Life takes us many places. It's a box of chocolates and a Hansel and Gretal trail of candy wrappers. I have filmed as an actor in The Happening, Invincible, The Lovely Bones, The Bounty Hunter, The Greek American, Bazookas, Limitless, TV's Its Always Sunny in Philly, Outlaw, New York, The Warrior, The Nail, Game Change, Cold Case, & commercial work includes The Philadelphia Eagles, Septa, Coors, Turbo Tax & Carnival Cruises. Freudian Slips spotlights irony in short story format.

April 05, 2007

New Meaning to Call Time

The talent agent for a Hollywood movie actor telephoned me. I recognized her unmistakable sultry voice so I knew the however unlikely connection was no practical joke. She told me to call an actor she represents on his cell phone about a certain matter.

I probed, “Are you sure it is okay for me to have his personal cell phone number?”

“Yes, he wants you to call him but not until after 9pm tonight. Joe, he is meeting with Brian DePalma over a role he auditioned for in a movie.”

I chuckled under my breath over the new meaning to call time. Since the mentioning of Brian DePalma and my name in the same sentence might never happen again, I decided to infuse humor.

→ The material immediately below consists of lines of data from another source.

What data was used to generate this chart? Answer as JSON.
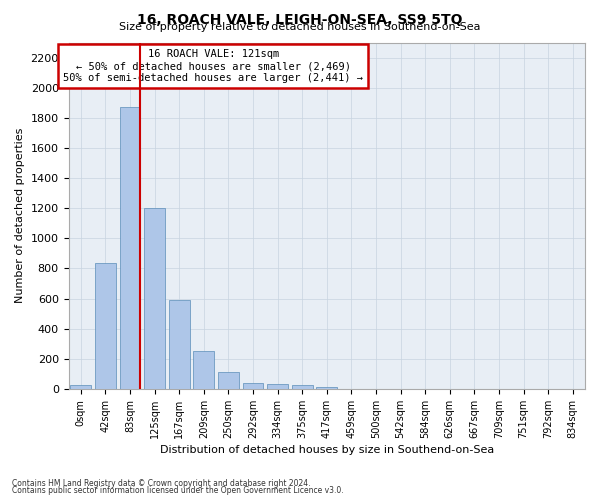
{
  "title1": "16, ROACH VALE, LEIGH-ON-SEA, SS9 5TQ",
  "title2": "Size of property relative to detached houses in Southend-on-Sea",
  "xlabel": "Distribution of detached houses by size in Southend-on-Sea",
  "ylabel": "Number of detached properties",
  "footnote1": "Contains HM Land Registry data © Crown copyright and database right 2024.",
  "footnote2": "Contains public sector information licensed under the Open Government Licence v3.0.",
  "annotation_title": "16 ROACH VALE: 121sqm",
  "annotation_line1": "← 50% of detached houses are smaller (2,469)",
  "annotation_line2": "50% of semi-detached houses are larger (2,441) →",
  "bar_color": "#aec6e8",
  "bar_edge_color": "#5b8db8",
  "grid_color": "#c8d4e0",
  "background_color": "#e8eef5",
  "annotation_box_color": "#ffffff",
  "annotation_box_edge": "#cc0000",
  "vline_color": "#cc0000",
  "categories": [
    "0sqm",
    "42sqm",
    "83sqm",
    "125sqm",
    "167sqm",
    "209sqm",
    "250sqm",
    "292sqm",
    "334sqm",
    "375sqm",
    "417sqm",
    "459sqm",
    "500sqm",
    "542sqm",
    "584sqm",
    "626sqm",
    "667sqm",
    "709sqm",
    "751sqm",
    "792sqm",
    "834sqm"
  ],
  "values": [
    25,
    835,
    1870,
    1200,
    590,
    255,
    115,
    40,
    35,
    25,
    15,
    0,
    0,
    0,
    0,
    0,
    0,
    0,
    0,
    0,
    0
  ],
  "vline_x_index": 2,
  "ylim": [
    0,
    2300
  ],
  "yticks": [
    0,
    200,
    400,
    600,
    800,
    1000,
    1200,
    1400,
    1600,
    1800,
    2000,
    2200
  ]
}
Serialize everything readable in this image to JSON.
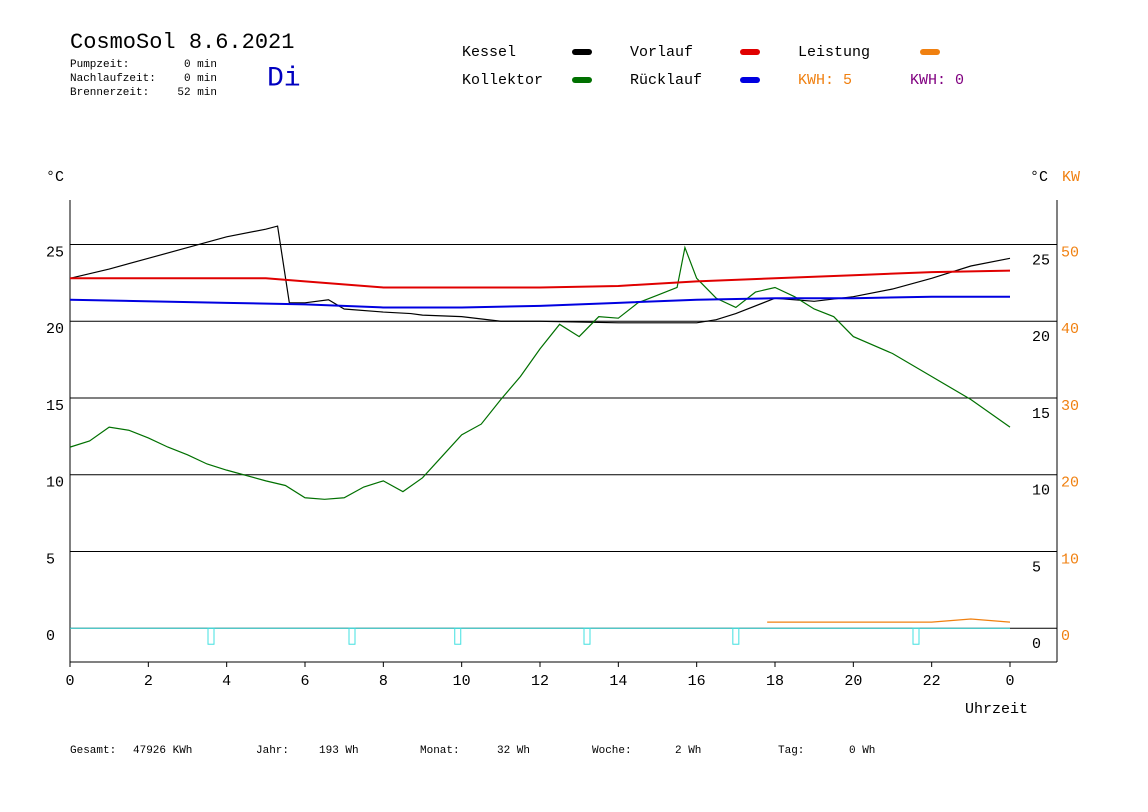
{
  "chart_data": {
    "type": "line",
    "title": "CosmoSol 8.6.2021",
    "weekday": "Di",
    "stats": [
      {
        "label": "Pumpzeit:",
        "value": "0 min"
      },
      {
        "label": "Nachlaufzeit:",
        "value": "0 min"
      },
      {
        "label": "Brennerzeit:",
        "value": "52 min"
      }
    ],
    "energy_labels": [
      {
        "text": "KWH: 5",
        "color": "#f08010"
      },
      {
        "text": "KWH: 0",
        "color": "#800080"
      }
    ],
    "y_label": "°C",
    "y2_labels": [
      "°C",
      "KW"
    ],
    "x_label": "Uhrzeit",
    "xlim": [
      0,
      24
    ],
    "xticks": [
      0,
      2,
      4,
      6,
      8,
      10,
      12,
      14,
      16,
      18,
      20,
      22,
      {
        "value": 24,
        "label": "0"
      }
    ],
    "ylim": [
      -2.2,
      27.9
    ],
    "yticks": [
      0,
      5,
      10,
      15,
      20,
      25
    ],
    "y2lim": [
      -4.4,
      55.8
    ],
    "y2ticks": [
      0,
      10,
      20,
      30,
      40,
      50
    ],
    "grid": true,
    "series": [
      {
        "name": "Kessel",
        "color": "#000000",
        "x": [
          0,
          1,
          2,
          3,
          4,
          5,
          5.3,
          5.6,
          6,
          6.6,
          7,
          8,
          8.7,
          9,
          10,
          11,
          12,
          14,
          16,
          16.5,
          17,
          18,
          19,
          20,
          21,
          22,
          23,
          24
        ],
        "values": [
          22.8,
          23.4,
          24.1,
          24.8,
          25.5,
          26.0,
          26.2,
          21.2,
          21.2,
          21.4,
          20.8,
          20.6,
          20.5,
          20.4,
          20.3,
          20.0,
          20.0,
          19.9,
          19.9,
          20.1,
          20.5,
          21.5,
          21.3,
          21.6,
          22.1,
          22.8,
          23.6,
          24.1
        ]
      },
      {
        "name": "Kollektor",
        "color": "#007000",
        "x": [
          0,
          0.5,
          1,
          1.5,
          2,
          2.5,
          3,
          3.5,
          4,
          5,
          5.5,
          6,
          6.5,
          7,
          7.5,
          8,
          8.5,
          9,
          9.5,
          10,
          10.5,
          11,
          11.5,
          12,
          12.5,
          13,
          13.5,
          14,
          14.5,
          15,
          15.5,
          15.7,
          16,
          16.5,
          17,
          17.5,
          18,
          18.5,
          19,
          19.5,
          20,
          21,
          22,
          23,
          24
        ],
        "values": [
          11.8,
          12.2,
          13.1,
          12.9,
          12.4,
          11.8,
          11.3,
          10.7,
          10.3,
          9.6,
          9.3,
          8.5,
          8.4,
          8.5,
          9.2,
          9.6,
          8.9,
          9.8,
          11.2,
          12.6,
          13.3,
          14.9,
          16.4,
          18.2,
          19.8,
          19.0,
          20.3,
          20.2,
          21.2,
          21.7,
          22.2,
          24.8,
          22.8,
          21.5,
          20.9,
          21.9,
          22.2,
          21.6,
          20.8,
          20.3,
          19.0,
          17.9,
          16.4,
          14.9,
          13.1
        ]
      },
      {
        "name": "Vorlauf",
        "color": "#e00000",
        "x": [
          0,
          5,
          6,
          8,
          10,
          12,
          14,
          16,
          18,
          20,
          22,
          24
        ],
        "values": [
          22.8,
          22.8,
          22.6,
          22.2,
          22.2,
          22.2,
          22.3,
          22.6,
          22.8,
          23.0,
          23.2,
          23.3
        ]
      },
      {
        "name": "Rücklauf",
        "color": "#0000e0",
        "x": [
          0,
          4,
          6,
          8,
          10,
          12,
          14,
          16,
          18,
          20,
          22,
          24
        ],
        "values": [
          21.4,
          21.2,
          21.1,
          20.9,
          20.9,
          21.0,
          21.2,
          21.4,
          21.5,
          21.5,
          21.6,
          21.6
        ]
      },
      {
        "name": "Leistung",
        "color": "#f08010",
        "axis": "y2",
        "x": [
          17.8,
          18,
          20,
          22,
          23,
          24
        ],
        "values": [
          0.8,
          0.8,
          0.8,
          0.8,
          1.2,
          0.8
        ]
      }
    ],
    "pump_color": "#40e0e0",
    "pump_markers": [
      3.6,
      7.2,
      9.9,
      13.2,
      17.0,
      21.6
    ],
    "footer": [
      {
        "label": "Gesamt:",
        "value": "47926 KWh"
      },
      {
        "label": "Jahr:",
        "value": "193 Wh"
      },
      {
        "label": "Monat:",
        "value": "32 Wh"
      },
      {
        "label": "Woche:",
        "value": "2 Wh"
      },
      {
        "label": "Tag:",
        "value": "0 Wh"
      }
    ]
  }
}
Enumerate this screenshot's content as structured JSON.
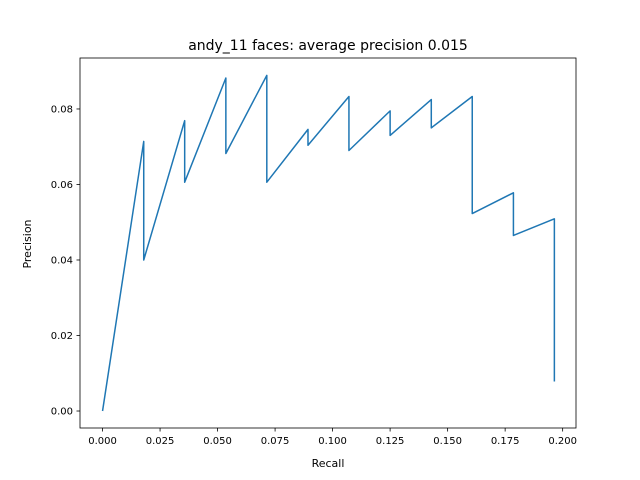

“I promise not to call before 9pm. I wouldn’t want to make Brian DePalma wait.”



Anonymous Marcus said...

Well Joe, you and Brian DePalma are only 6 degrees of seperation away from each other and Kevin Bacon. Look at that your name and Brian DePalma's name used again in the same sentence. And you thought it wouldn't happen. What's the difference between some talent agent or a buddy speaking the sentence.

8:47 PM  
Blogger Joe Tornatore said...

I got only two words to say to that. I'm German.